WebAudio / web-audio-api

The Web Audio API v1.0, developed by the W3C Audio WG
https://webaudio.github.io/web-audio-api/
Other
1.04k stars 166 forks source link

The behavior is not defined for "A MediaStream added to an AudioContext with the different sample rate" case #2322

Closed apatrc closed 3 years ago

apatrc commented 3 years ago

Describe the issue

The behavior of the user agent is not described for the case:

  1. AudioConext created with sample rate = X.
  2. A MediaStream captured/received with sample rate = Y.
  3. A MediaStreamAudioSourceNode created inside the AudioContext
  4. Media for the MediaStreamAudioSourceNode received from the MediaStream.

Diagram:

MediaStream[sampleRate=X] -> AudioContext[sampleRate=Y] ( MediaStreamAudioSourceNode )

Two options: User agent may not allow this, since sample rate of the AudioContext is different from sample rate of the MediaStream. OR User agent may resample MediaStream to the sample rate of the AudioContext.

Where Is It I would expect clarification under description of MediaStreamAudioSourceNode: https://www.w3.org/TR/webaudio/#mediastreamaudiosourcenode

Additional Information

Current behavior of browsers is different:

Chromium based: Resamples MediaStream to the sample rate of the AudioContext.

Ticket where Chromium developers discovered the issue (broken sound) and fixed it by introducing resampling: https://bugs.chromium.org/p/chromium/issues/detail?id=945305

FireFox: Throws: "DOMException: AudioContext.createMediaStreamSource: Connecting AudioNodes from AudioContexts with different sample-rate is currently not supported."

Minimum Example:

<html lang="en">
<head>
<meta content="text/html;charset=utf-8" http-equiv="Content-Type">
</head>
<body>
<script>
    (async ()=>{

        //We assume that stream will be captured with 44.1Khz or 48Khz
        const stream = await navigator.mediaDevices.getUserMedia({
            audio: true,
            video: false
        });

        //We create audio context with different sample rate
        const audioCtx = new AudioContext({sampleRate: 8000});

        //Minumum pipeline
        //MediaStream[48Khz]->AudioContext[8Khz]{ MediaStreamSource -> MediaStreamDestination }
        const audioSourceNode = audioCtx.createMediaStreamSource(stream);
        const destinationNode = audioCtx.createMediaStreamDestination();
        audioSourceNode.connect(audioCtx.destination);
        audioSourceNode.connect(destinationNode);
    })().catch(e=>console.error(e));
</script>
</body>
</html>

In this example, we capture a MediaStream from the default microphone, which normally gives a 48 kHz stream. Then we add it to the AudioContext, where we connect it to the destination. The AudioContext is created with a sampling rate of 8 kHz. In Chromium you will hear a resampled 8 kHz stream. In FireFox you will get an error in the browser console.

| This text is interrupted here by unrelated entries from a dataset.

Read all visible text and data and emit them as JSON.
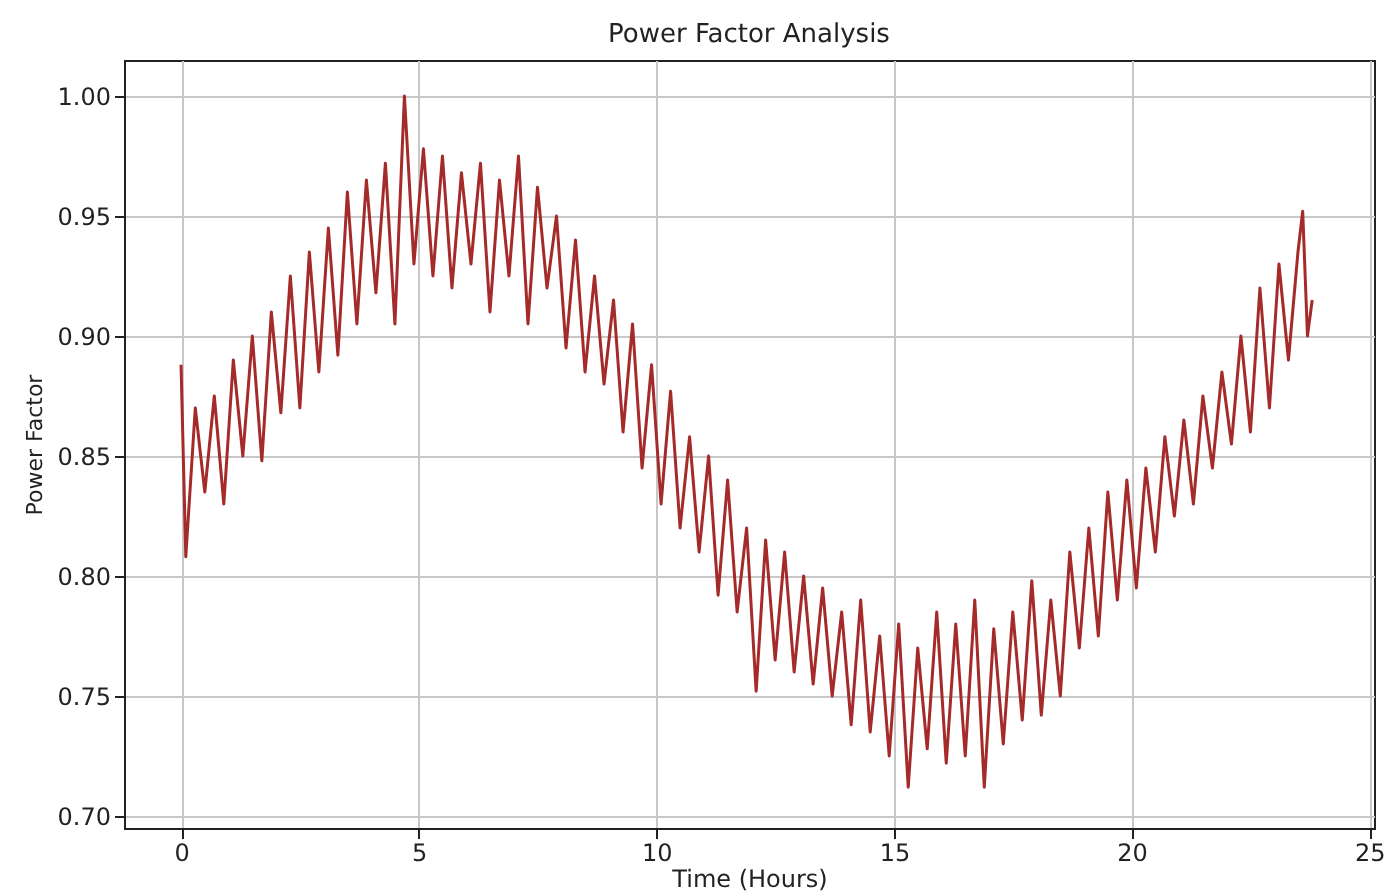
{
  "chart_data": {
    "type": "line",
    "title": "Power Factor Analysis",
    "xlabel": "Time (Hours)",
    "ylabel": "Power Factor",
    "xlim": [
      -1.2,
      25.1
    ],
    "xticks": [
      0,
      5,
      10,
      15,
      20,
      25
    ],
    "ylim": [
      0.695,
      1.015
    ],
    "yticks": [
      {
        "value": 0.7,
        "label": "0.70"
      },
      {
        "value": 0.75,
        "label": "0.75"
      },
      {
        "value": 0.8,
        "label": "0.80"
      },
      {
        "value": 0.85,
        "label": "0.85"
      },
      {
        "value": 0.9,
        "label": "0.90"
      },
      {
        "value": 0.95,
        "label": "0.95"
      },
      {
        "value": 1.0,
        "label": "1.00"
      }
    ],
    "grid": true,
    "line_style": "solid",
    "series": [
      {
        "color": "#a52a2a",
        "x": [
          0,
          0.1,
          0.3,
          0.5,
          0.7,
          0.9,
          1.1,
          1.3,
          1.5,
          1.7,
          1.9,
          2.1,
          2.3,
          2.5,
          2.7,
          2.9,
          3.1,
          3.3,
          3.5,
          3.7,
          3.9,
          4.1,
          4.3,
          4.5,
          4.7,
          4.9,
          5.1,
          5.3,
          5.5,
          5.7,
          5.9,
          6.1,
          6.3,
          6.5,
          6.7,
          6.9,
          7.1,
          7.3,
          7.5,
          7.7,
          7.9,
          8.1,
          8.3,
          8.5,
          8.7,
          8.9,
          9.1,
          9.3,
          9.5,
          9.7,
          9.9,
          10.1,
          10.3,
          10.5,
          10.7,
          10.9,
          11.1,
          11.3,
          11.5,
          11.7,
          11.9,
          12.1,
          12.3,
          12.5,
          12.7,
          12.9,
          13.1,
          13.3,
          13.5,
          13.7,
          13.9,
          14.1,
          14.3,
          14.5,
          14.7,
          14.9,
          15.1,
          15.3,
          15.5,
          15.7,
          15.9,
          16.1,
          16.3,
          16.5,
          16.7,
          16.9,
          17.1,
          17.3,
          17.5,
          17.7,
          17.9,
          18.1,
          18.3,
          18.5,
          18.7,
          18.9,
          19.1,
          19.3,
          19.5,
          19.7,
          19.9,
          20.1,
          20.3,
          20.5,
          20.7,
          20.9,
          21.1,
          21.3,
          21.5,
          21.7,
          21.9,
          22.1,
          22.3,
          22.5,
          22.7,
          22.9,
          23.1,
          23.3,
          23.5,
          23.6,
          23.7,
          23.8
        ],
        "values": [
          0.888,
          0.808,
          0.87,
          0.835,
          0.875,
          0.83,
          0.89,
          0.85,
          0.9,
          0.848,
          0.91,
          0.868,
          0.925,
          0.87,
          0.935,
          0.885,
          0.945,
          0.892,
          0.96,
          0.905,
          0.965,
          0.918,
          0.972,
          0.905,
          1.0,
          0.93,
          0.978,
          0.925,
          0.975,
          0.92,
          0.968,
          0.93,
          0.972,
          0.91,
          0.965,
          0.925,
          0.975,
          0.905,
          0.962,
          0.92,
          0.95,
          0.895,
          0.94,
          0.885,
          0.925,
          0.88,
          0.915,
          0.86,
          0.905,
          0.845,
          0.888,
          0.83,
          0.877,
          0.82,
          0.858,
          0.81,
          0.85,
          0.792,
          0.84,
          0.785,
          0.82,
          0.752,
          0.815,
          0.765,
          0.81,
          0.76,
          0.8,
          0.755,
          0.795,
          0.75,
          0.785,
          0.738,
          0.79,
          0.735,
          0.775,
          0.725,
          0.78,
          0.712,
          0.77,
          0.728,
          0.785,
          0.722,
          0.78,
          0.725,
          0.79,
          0.712,
          0.778,
          0.73,
          0.785,
          0.74,
          0.798,
          0.742,
          0.79,
          0.75,
          0.81,
          0.77,
          0.82,
          0.775,
          0.835,
          0.79,
          0.84,
          0.795,
          0.845,
          0.81,
          0.858,
          0.825,
          0.865,
          0.83,
          0.875,
          0.845,
          0.885,
          0.855,
          0.9,
          0.86,
          0.92,
          0.87,
          0.93,
          0.89,
          0.935,
          0.952,
          0.9,
          0.915
        ]
      }
    ]
  }
}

Proposal User agent MUST resample in this scenario (same as Chromium does).

rtoy commented 3 years ago

Thanks for reporting this. I think resampling makes the most sense, just like how decodeAudioData will resample the decoded audio file to the context sample rate.

rtoy commented 3 years ago

May also want to consider doing this to v1 instead.

padenot commented 3 years ago

In FireFox you will get an error in the browser console.

FWIW, this is currently being implemented in Firefox, we are well aware that this is problematic. Thanks for the report!

rtoy commented 3 years ago

Teleconf: We should spec this in v1. Moving issue to v1.

svgeesus commented 3 years ago

So ... is the edit going to be done in time for the Proposed Recommendation next week?

Otherwise, it would become the first Candidate Addition on the new Recommendation :)

svgeesus commented 3 years ago

As we already do resampling, I think we just forgot to say so in this case. If it were not for the Firefox bug on this, which as @padenot says is being fixed, it would just be a trivial editorial. Even so, I would argue it is not substantive.

rtoy commented 3 years ago

I can have a PR up today for someone to review. We just need to add a sentence somewhere that resampling must be done.

rtoy commented 3 years ago

Does this also mean MediaStreamTrackAudioSourceNode and MediaElementSourceNode also need to specify resampling? I would think so, but I haven't tried it.